Z ciągu kwadratów (1, 4, 9, 16, 25, 36, 49,…) wybieramy tercety liczb. Kryteria wyboru mogą być różne. Jeśli przyjmiemy, że dwa kwadraty powinny być równe trzeciemu, to wyciągane będą trójki pitagorejskie, a ściślej ich kwadraty, zaczynając od najmniejszej i najbardziej znanej – (3, 4, 5), czyli po ukwadratowieniu (9, 16, 25).
Zaostrzamy kryterium: suma każdej pary kwadratów w tercecie powinna być kwadratem. Obawiam się, że teraz nie uda się wyciągnąć żadnej trójki. Nawet gdyby kwadraty – tylko te wybierane – zastąpić dowolnymi liczbami naturalnymi dodatnimi, sprawa nie byłaby taka prosta, choć oczywiście realizowalna i to na bardzo wiele sposobów, np. (1, 24,120), (2, 23, 98), (3, 22, 78), (4, 21, 60),… itd. (łatwo zauważyć prawidłowość i z automatu dopisywać kolejne tercety, choć daleko tą drogą nie zajedziemy).
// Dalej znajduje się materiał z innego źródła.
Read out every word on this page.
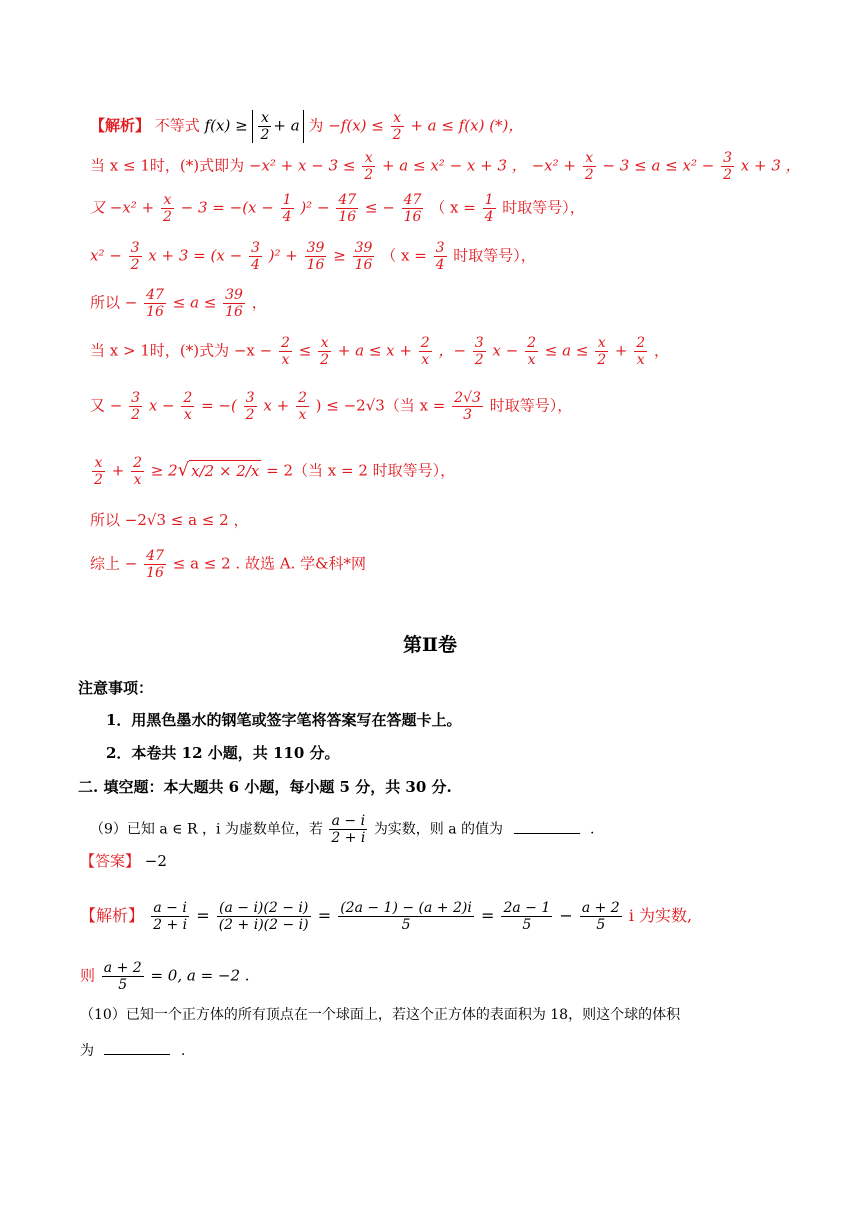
【解析】 不等式 $f(x) \ge \frac{x}{2} + a$ 为 $-f(x) \le \frac{x}{2} + a \le f(x)$ (*)，
当 x ≤ 1时，(*)式即为 $-x^2 + x - 3 \le \frac{x}{2} + a \le x^2 - x + 3$ ， $-x^2 + \frac{x}{2} - 3 \le a \le x^2 - \frac{3}{2}$ x + 3 ，
又 $-x^2 + \frac{x}{2} - 3 = -(x - \frac{1}{4} )^2 - \frac{47}{16}$ ≤ − $\frac{47}{16}$ （ $x = \frac{1}{4}$ 时取等号），
$x^2 - \frac{3}{2}$ $x + 3 = (x - \frac{3}{4} )^2 + \frac{39}{16} \ge \frac{39}{16}$ （ $x = \frac{3}{4}$ 时取等号），
所以 − $\frac{47}{16} \le a \le \frac{39}{16}$ ，
当 x > 1时，(*)式为 $-x - \frac{2}{x} \le \frac{x}{2} + a \le x + \frac{2}{x}$ ，− $\frac{3}{2}$ $x - \frac{2}{x} \le a \le \frac{x}{2} + \frac{2}{x}$ ，
又 − $\frac{3}{2}$ $x - \frac{2}{x}$ = −( $\frac{3}{2}$ $x + \frac{2}{x}$ ) ≤ −2√3（当 $x = \frac{2√3}{3}$ 时取等号），
$\frac{x}{2} + \frac{2}{x} \ge 2√$ x/2 × 2/x = 2（当 x = 2 时取等号），
所以 −2√3 ≤ a ≤ 2 ，
综上 − $\frac{47}{16} \le a \le 2$ . 故选 A. 学&科*网
第Ⅱ卷
注意事项：
1．用黑色墨水的钢笔或签字笔将答案写在答题卡上。
2．本卷共 12 小题，共 110 分。
二. 填空题：本大题共 6 小题，每小题 5 分，共 30 分.
（9）已知 a ∈ R ，i 为虚数单位，若 $\frac{a - i}{2 + i}$ 为实数，则 a 的值为	.
【答案】 −2
【解析】 $\frac{a - i}{2 + i} = \frac{(a - i)(2 - i)}{(2 + i)(2 - i)} = \frac{(2a - 1) - (a + 2)i}{5} = \frac{2a - 1}{5} - \frac{a + 2}{5}$ i 为实数,
则 $\frac{a + 2}{5} = 0$, a = −2 .
（10）已知一个正方体的所有顶点在一个球面上，若这个正方体的表面积为 18，则这个球的体积
为	.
Wracamy do kwadratów i ostatecznie modyfikujemy kryterium: z ciągu kwadratów wybieramy liczby i tworzymy z nich ciąg rosnący taki, w którym suma każdych dwóch kolejnych wyrazów będzie kwadratem. Komu uda się najdłużej takim ciągiem jechać i najdalej zajechać?